Using Rule-Based Labels for Weak Supervised Learning: A ChemNet for Transferable Chemical Property Prediction
Introduction
This paper outlines the development and application of ChemNet, a deep neural network trained through weak supervised learning using rule-based knowledge. ChemNet aims to address the challenges inherent in chemical data, which tend to be fragmented and small in volume compared to other domains such as computer vision. Traditional DNNs in chemistry rely on engineered features, which might limit their potential representation capabilities, especially when domain knowledge is insufficient or inadequately developed.
Limitations of Current Approaches
The chemical sciences often face the challenge of limited labeled data, with large databases such as ChEMBL being only sparsely labeled. This stands in stark contrast to domains like computer vision where datasets like ImageNet offer extensive labeled data, enabling effective representation learning using raw data inputs in CNN models. Thus, leveraging representation learning in chemistry remains constrained by the available labeled data, necessitating alternative approaches.

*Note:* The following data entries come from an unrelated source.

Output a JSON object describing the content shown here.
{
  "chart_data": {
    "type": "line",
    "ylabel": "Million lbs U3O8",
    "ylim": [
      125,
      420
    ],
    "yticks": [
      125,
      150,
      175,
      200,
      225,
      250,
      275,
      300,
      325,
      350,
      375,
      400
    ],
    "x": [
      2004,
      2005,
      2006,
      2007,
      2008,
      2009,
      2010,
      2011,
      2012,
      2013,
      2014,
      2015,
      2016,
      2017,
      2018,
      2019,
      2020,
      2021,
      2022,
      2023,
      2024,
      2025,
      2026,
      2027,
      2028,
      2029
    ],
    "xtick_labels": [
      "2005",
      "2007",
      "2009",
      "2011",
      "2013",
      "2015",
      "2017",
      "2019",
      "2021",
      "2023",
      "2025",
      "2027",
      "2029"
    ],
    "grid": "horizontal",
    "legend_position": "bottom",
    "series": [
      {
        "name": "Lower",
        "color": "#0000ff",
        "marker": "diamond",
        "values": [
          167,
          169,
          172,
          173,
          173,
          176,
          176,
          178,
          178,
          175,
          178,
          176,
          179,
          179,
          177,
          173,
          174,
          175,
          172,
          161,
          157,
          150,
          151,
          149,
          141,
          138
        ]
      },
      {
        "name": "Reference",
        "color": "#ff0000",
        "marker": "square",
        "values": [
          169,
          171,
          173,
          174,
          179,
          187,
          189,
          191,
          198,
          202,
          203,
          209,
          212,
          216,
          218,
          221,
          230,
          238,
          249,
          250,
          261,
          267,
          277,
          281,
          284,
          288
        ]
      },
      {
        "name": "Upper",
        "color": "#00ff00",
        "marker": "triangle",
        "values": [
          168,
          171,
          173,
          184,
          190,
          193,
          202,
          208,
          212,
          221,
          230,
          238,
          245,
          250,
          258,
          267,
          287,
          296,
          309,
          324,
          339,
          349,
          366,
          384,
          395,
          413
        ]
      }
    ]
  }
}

ChemNet Design and Rule-Based Learning
ChemNet leverages rule-based knowledge encapsulated in molecular descriptors for weak supervised learning, facilitating the training of neural networks on large unlabeled chemical databases. These descriptors reflect historical research and encode chemical knowledge, making them suitable for generating inexpensive, consistent labels. ChemNet was pre-trained using the ChEMBL database and was designed to be network architecture agnostic, demonstrating efficacy across both CNN and RNN models.
Figure 1: Schematic illustration of ChemNet pre-training on the ChEMBL database using rule-based molecular descriptors, followed by fine-tuning on smaller labeled datasets on unseen chemical tasks.
Experimental Evaluation
ChemNet exhibited superior performance in predicting chemical properties such as toxicity, activity, and solvation energy compared to traditional DNN models leveraging engineered features. Evaluations on datasets such as Tox21, HIV, and FreeSolv confirmed its generalizability to other chemical properties and emphasized its industrial applicability across sectors like pharmaceuticals and biotechnology.

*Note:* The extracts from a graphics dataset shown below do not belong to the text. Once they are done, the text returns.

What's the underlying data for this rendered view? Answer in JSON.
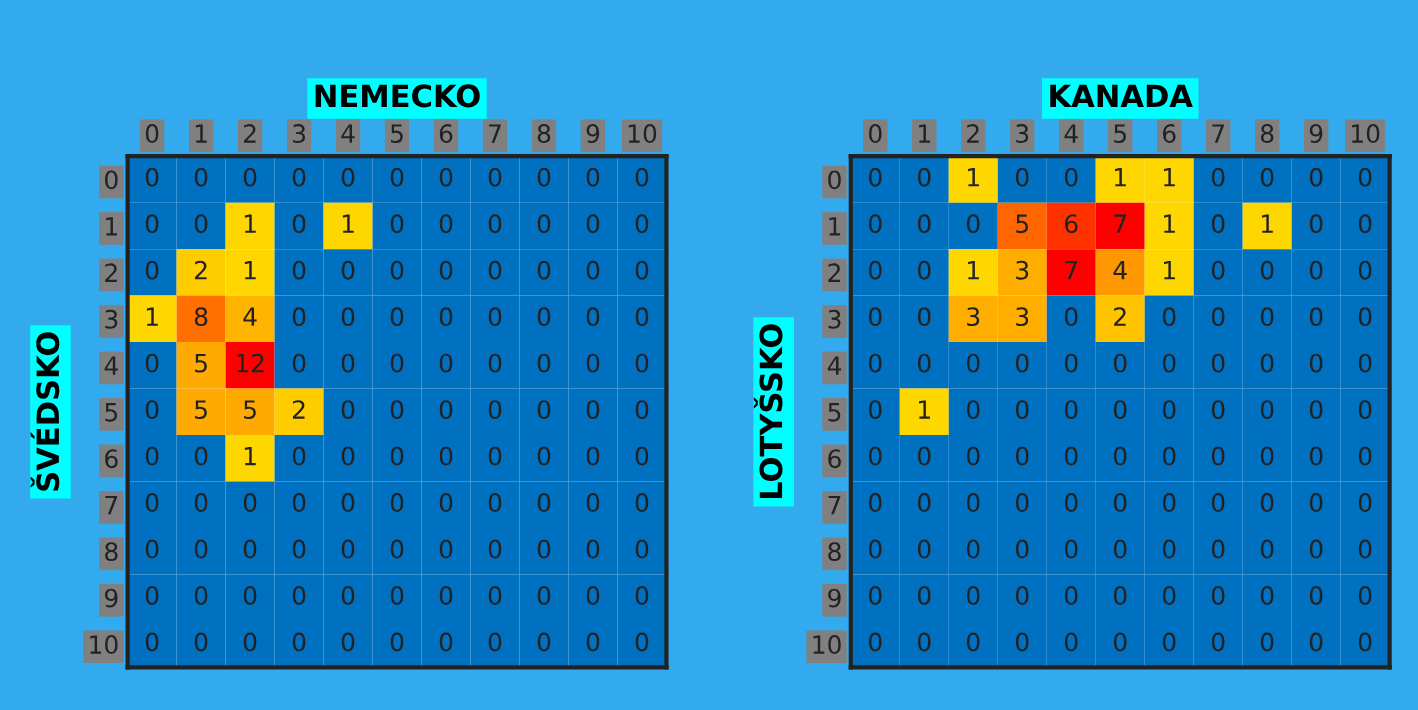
{
  "chart_data": [
    {
      "type": "heatmap",
      "xlabel": "NEMECKO",
      "ylabel": "ŠVÉDSKO",
      "data_labels": true,
      "categories": [
        "0",
        "1",
        "2",
        "3",
        "4",
        "5",
        "6",
        "7",
        "8",
        "9",
        "10"
      ],
      "y_categories": [
        "0",
        "1",
        "2",
        "3",
        "4",
        "5",
        "6",
        "7",
        "8",
        "9",
        "10"
      ],
      "cells": [
        [
          0,
          0,
          0,
          0,
          0,
          0,
          0,
          0,
          0,
          0,
          0
        ],
        [
          0,
          0,
          1,
          0,
          1,
          0,
          0,
          0,
          0,
          0,
          0
        ],
        [
          0,
          2,
          1,
          0,
          0,
          0,
          0,
          0,
          0,
          0,
          0
        ],
        [
          1,
          8,
          4,
          0,
          0,
          0,
          0,
          0,
          0,
          0,
          0
        ],
        [
          0,
          5,
          12,
          0,
          0,
          0,
          0,
          0,
          0,
          0,
          0
        ],
        [
          0,
          5,
          5,
          2,
          0,
          0,
          0,
          0,
          0,
          0,
          0
        ],
        [
          0,
          0,
          1,
          0,
          0,
          0,
          0,
          0,
          0,
          0,
          0
        ],
        [
          0,
          0,
          0,
          0,
          0,
          0,
          0,
          0,
          0,
          0,
          0
        ],
        [
          0,
          0,
          0,
          0,
          0,
          0,
          0,
          0,
          0,
          0,
          0
        ],
        [
          0,
          0,
          0,
          0,
          0,
          0,
          0,
          0,
          0,
          0,
          0
        ],
        [
          0,
          0,
          0,
          0,
          0,
          0,
          0,
          0,
          0,
          0,
          0
        ]
      ]
    },
    {
      "type": "heatmap",
      "xlabel": "KANADA",
      "ylabel": "LOTYŠSKO",
      "data_labels": true,
      "categories": [
        "0",
        "1",
        "2",
        "3",
        "4",
        "5",
        "6",
        "7",
        "8",
        "9",
        "10"
      ],
      "y_categories": [
        "0",
        "1",
        "2",
        "3",
        "4",
        "5",
        "6",
        "7",
        "8",
        "9",
        "10"
      ],
      "cells": [
        [
          0,
          0,
          1,
          0,
          0,
          1,
          1,
          0,
          0,
          0,
          0
        ],
        [
          0,
          0,
          0,
          5,
          6,
          7,
          1,
          0,
          1,
          0,
          0
        ],
        [
          0,
          0,
          1,
          3,
          7,
          4,
          1,
          0,
          0,
          0,
          0
        ],
        [
          0,
          0,
          3,
          3,
          0,
          2,
          0,
          0,
          0,
          0,
          0
        ],
        [
          0,
          0,
          0,
          0,
          0,
          0,
          0,
          0,
          0,
          0,
          0
        ],
        [
          0,
          1,
          0,
          0,
          0,
          0,
          0,
          0,
          0,
          0,
          0
        ],
        [
          0,
          0,
          0,
          0,
          0,
          0,
          0,
          0,
          0,
          0,
          0
        ],
        [
          0,
          0,
          0,
          0,
          0,
          0,
          0,
          0,
          0,
          0,
          0
        ],
        [
          0,
          0,
          0,
          0,
          0,
          0,
          0,
          0,
          0,
          0,
          0
        ],
        [
          0,
          0,
          0,
          0,
          0,
          0,
          0,
          0,
          0,
          0,
          0
        ],
        [
          0,
          0,
          0,
          0,
          0,
          0,
          0,
          0,
          0,
          0,
          0
        ]
      ]
    }
  ]
}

Figure 2: The ChemNet T3_F16 architecture generally had consistently better performance on the validation AUC/RMSE for toxicity, activity and solvation energy predictions.

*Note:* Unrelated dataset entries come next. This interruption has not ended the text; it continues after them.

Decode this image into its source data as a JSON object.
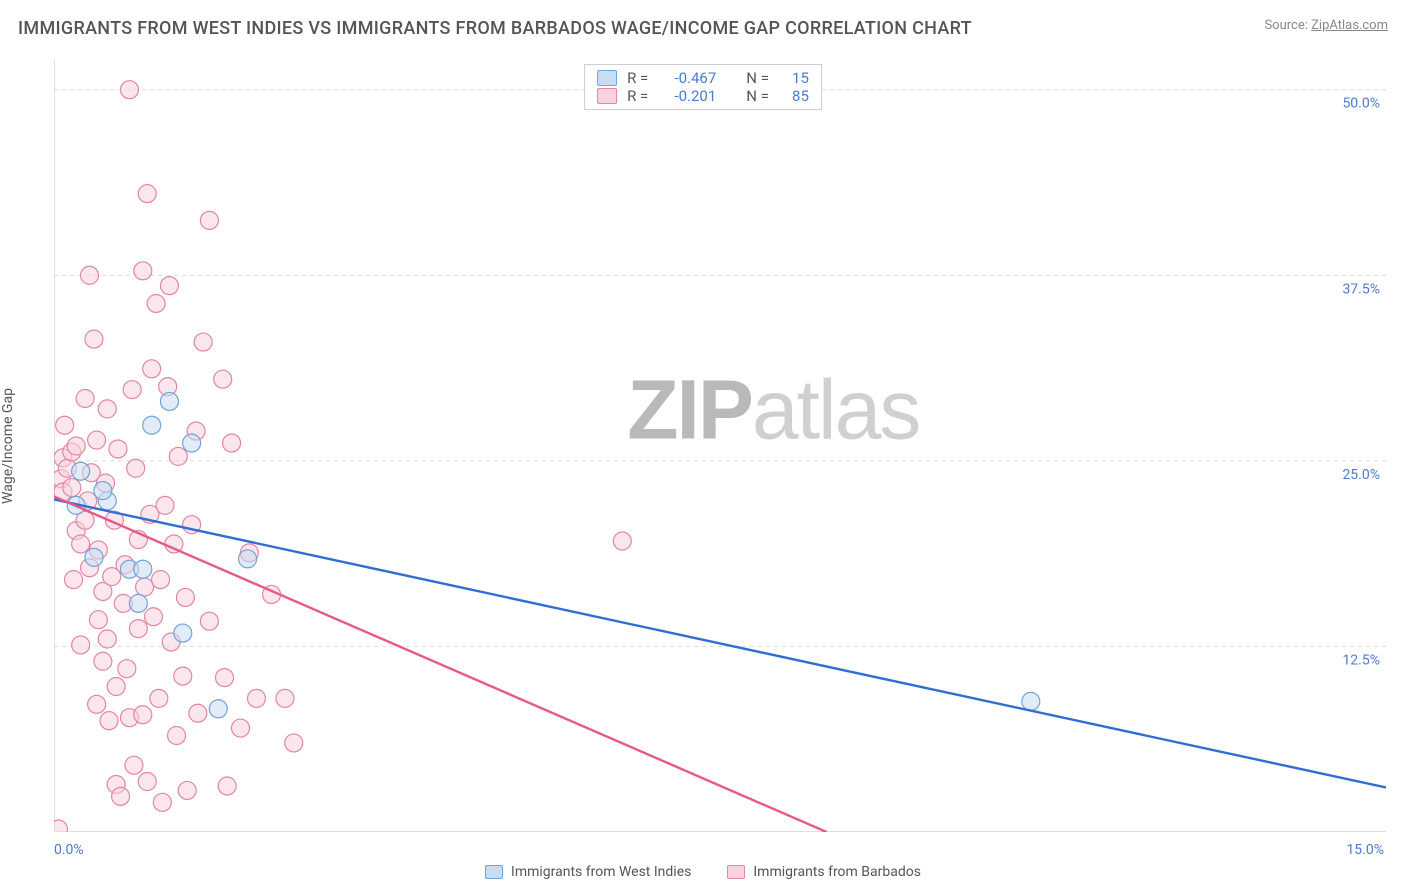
{
  "title": "IMMIGRANTS FROM WEST INDIES VS IMMIGRANTS FROM BARBADOS WAGE/INCOME GAP CORRELATION CHART",
  "source_label": "Source:",
  "source_site": "ZipAtlas.com",
  "watermark": {
    "part1": "ZIP",
    "part2": "atlas"
  },
  "chart": {
    "type": "scatter-with-trend",
    "ylabel": "Wage/Income Gap",
    "xlim": [
      0,
      15
    ],
    "ylim": [
      0,
      52
    ],
    "x_tick_left": "0.0%",
    "x_tick_right": "15.0%",
    "y_gridlines": [
      {
        "v": 12.5,
        "label": "12.5%"
      },
      {
        "v": 25.0,
        "label": "25.0%"
      },
      {
        "v": 37.5,
        "label": "37.5%"
      },
      {
        "v": 50.0,
        "label": "50.0%"
      }
    ],
    "grid_color": "#d9d9d9",
    "axis_color": "#bfbfbf",
    "background_color": "#ffffff",
    "label_color": "#4a7bd0",
    "marker_radius": 9,
    "marker_stroke_width": 1.2,
    "trend_line_width": 2.4,
    "series": [
      {
        "id": "west_indies",
        "label": "Immigrants from West Indies",
        "fill": "#c9ddf2",
        "stroke": "#6fa4d8",
        "line_color": "#2f6fd0",
        "R": "-0.467",
        "N": "15",
        "trend": {
          "x0": 0,
          "y0": 22.4,
          "x1": 15,
          "y1": 3.0
        },
        "points": [
          {
            "x": 0.25,
            "y": 22.0
          },
          {
            "x": 0.3,
            "y": 24.3
          },
          {
            "x": 0.45,
            "y": 18.5
          },
          {
            "x": 0.6,
            "y": 22.3
          },
          {
            "x": 0.85,
            "y": 17.7
          },
          {
            "x": 1.0,
            "y": 17.7
          },
          {
            "x": 1.1,
            "y": 27.4
          },
          {
            "x": 1.3,
            "y": 29.0
          },
          {
            "x": 1.55,
            "y": 26.2
          },
          {
            "x": 1.45,
            "y": 13.4
          },
          {
            "x": 1.85,
            "y": 8.3
          },
          {
            "x": 2.18,
            "y": 18.4
          },
          {
            "x": 0.95,
            "y": 15.4
          },
          {
            "x": 0.55,
            "y": 23.0
          },
          {
            "x": 11.0,
            "y": 8.8
          }
        ]
      },
      {
        "id": "barbados",
        "label": "Immigrants from Barbados",
        "fill": "#f8d2de",
        "stroke": "#e386a2",
        "line_color": "#e75a87",
        "R": "-0.201",
        "N": "85",
        "trend": {
          "x0": 0,
          "y0": 22.6,
          "x1": 8.7,
          "y1": 0.0
        },
        "points": [
          {
            "x": 0.05,
            "y": 0.2
          },
          {
            "x": 0.08,
            "y": 23.8
          },
          {
            "x": 0.1,
            "y": 22.9
          },
          {
            "x": 0.1,
            "y": 25.2
          },
          {
            "x": 0.15,
            "y": 24.5
          },
          {
            "x": 0.2,
            "y": 25.6
          },
          {
            "x": 0.2,
            "y": 23.2
          },
          {
            "x": 0.25,
            "y": 20.3
          },
          {
            "x": 0.25,
            "y": 26.0
          },
          {
            "x": 0.3,
            "y": 19.4
          },
          {
            "x": 0.35,
            "y": 21.0
          },
          {
            "x": 0.38,
            "y": 22.3
          },
          {
            "x": 0.4,
            "y": 17.8
          },
          {
            "x": 0.4,
            "y": 37.5
          },
          {
            "x": 0.42,
            "y": 24.2
          },
          {
            "x": 0.45,
            "y": 33.2
          },
          {
            "x": 0.48,
            "y": 26.4
          },
          {
            "x": 0.5,
            "y": 19.0
          },
          {
            "x": 0.5,
            "y": 14.3
          },
          {
            "x": 0.55,
            "y": 11.5
          },
          {
            "x": 0.55,
            "y": 16.2
          },
          {
            "x": 0.58,
            "y": 23.5
          },
          {
            "x": 0.6,
            "y": 13.0
          },
          {
            "x": 0.6,
            "y": 28.5
          },
          {
            "x": 0.62,
            "y": 7.5
          },
          {
            "x": 0.65,
            "y": 17.2
          },
          {
            "x": 0.68,
            "y": 21.0
          },
          {
            "x": 0.7,
            "y": 9.8
          },
          {
            "x": 0.7,
            "y": 3.2
          },
          {
            "x": 0.72,
            "y": 25.8
          },
          {
            "x": 0.75,
            "y": 2.4
          },
          {
            "x": 0.78,
            "y": 15.4
          },
          {
            "x": 0.8,
            "y": 18.0
          },
          {
            "x": 0.82,
            "y": 11.0
          },
          {
            "x": 0.85,
            "y": 7.7
          },
          {
            "x": 0.85,
            "y": 50.0
          },
          {
            "x": 0.88,
            "y": 29.8
          },
          {
            "x": 0.9,
            "y": 4.5
          },
          {
            "x": 0.92,
            "y": 24.5
          },
          {
            "x": 0.95,
            "y": 13.7
          },
          {
            "x": 1.0,
            "y": 37.8
          },
          {
            "x": 1.0,
            "y": 7.9
          },
          {
            "x": 1.02,
            "y": 16.5
          },
          {
            "x": 1.05,
            "y": 3.4
          },
          {
            "x": 1.05,
            "y": 43.0
          },
          {
            "x": 1.08,
            "y": 21.4
          },
          {
            "x": 1.1,
            "y": 31.2
          },
          {
            "x": 1.12,
            "y": 14.5
          },
          {
            "x": 1.15,
            "y": 35.6
          },
          {
            "x": 1.18,
            "y": 9.0
          },
          {
            "x": 1.2,
            "y": 17.0
          },
          {
            "x": 1.22,
            "y": 2.0
          },
          {
            "x": 1.25,
            "y": 22.0
          },
          {
            "x": 1.28,
            "y": 30.0
          },
          {
            "x": 1.3,
            "y": 36.8
          },
          {
            "x": 1.32,
            "y": 12.8
          },
          {
            "x": 1.35,
            "y": 19.4
          },
          {
            "x": 1.38,
            "y": 6.5
          },
          {
            "x": 1.4,
            "y": 25.3
          },
          {
            "x": 1.45,
            "y": 10.5
          },
          {
            "x": 1.48,
            "y": 15.8
          },
          {
            "x": 1.5,
            "y": 2.8
          },
          {
            "x": 1.55,
            "y": 20.7
          },
          {
            "x": 1.6,
            "y": 27.0
          },
          {
            "x": 1.62,
            "y": 8.0
          },
          {
            "x": 1.68,
            "y": 33.0
          },
          {
            "x": 1.75,
            "y": 14.2
          },
          {
            "x": 1.75,
            "y": 41.2
          },
          {
            "x": 1.9,
            "y": 30.5
          },
          {
            "x": 1.92,
            "y": 10.4
          },
          {
            "x": 2.0,
            "y": 26.2
          },
          {
            "x": 2.1,
            "y": 7.0
          },
          {
            "x": 2.2,
            "y": 18.8
          },
          {
            "x": 2.28,
            "y": 9.0
          },
          {
            "x": 2.45,
            "y": 16.0
          },
          {
            "x": 2.6,
            "y": 9.0
          },
          {
            "x": 2.7,
            "y": 6.0
          },
          {
            "x": 0.35,
            "y": 29.2
          },
          {
            "x": 0.12,
            "y": 27.4
          },
          {
            "x": 0.22,
            "y": 17.0
          },
          {
            "x": 0.3,
            "y": 12.6
          },
          {
            "x": 0.95,
            "y": 19.7
          },
          {
            "x": 0.48,
            "y": 8.6
          },
          {
            "x": 6.4,
            "y": 19.6
          },
          {
            "x": 1.95,
            "y": 3.1
          }
        ]
      }
    ],
    "legend_bottom": [
      {
        "label": "Immigrants from West Indies",
        "fill": "#c9ddf2",
        "stroke": "#6fa4d8"
      },
      {
        "label": "Immigrants from Barbados",
        "fill": "#f8d2de",
        "stroke": "#e386a2"
      }
    ]
  }
}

Enhancements through Image Augmentation and Transfer Learning
The integration of augmented images in ChemNet training proved beneficial, consistently enhancing model performance across chemical tasks. Fine-tuning experiments revealed that freezing half of ChemNet's layers did not degrade performance, indicating the robustness of its learned chemistry-relevant representations.
Figure 3: Using augmented images results in consistently better performance on the validation AUC/RMSE for toxicity, activity and solvation energy predictions.
Figure 4: Fine-tuning beyond the 7th segment of the ChemNet T3_F16 architecture yield diminishing returns in performance improvement.
ChemNet demonstrated substantial improvements over earlier Chemception models and displayed competitive or superior performance against contemporary state-of-the-art models such as the ConvGraph algorithm. This highlights ChemNet's effectiveness in utilizing chemical domain knowledge combined with deep learning techniques for enhanced predictive power.
Figure 5: ChemNet (based on the Chemception CNN model) provides consistently better performance compared to earlier Chemception models.
Figure 6: ChemNet (based on the SMILES2vec RNN model) provides consistently better performance compared to earlier SMILES2vec models.
Figure 7: ChemNet consistently outperforms MLP models trained on engineered features and matches the performance of ConvGraph.
Conclusions
ChemNet represents a critical advancement in bridging the gap between traditional feature-engineering approaches and modern deep learning methodologies in chemistry. Its ability to yield superior performance across various tasks implies promising applications in industry-centric chemical predictions, potentially revolutionizing how chemical properties are predicted and utilized in research and development contexts. The rule-based weak supervised learning approach offers a template for analogous application in other domains, leveraging existing domain knowledge to enhance neural network training and predictions.
This work emphasizes the potential for incorporating domain-specific rule-based knowledge into the training frameworks of neural networks, suggesting pathways for future research that further capitalizes on these strategies across diversified fields.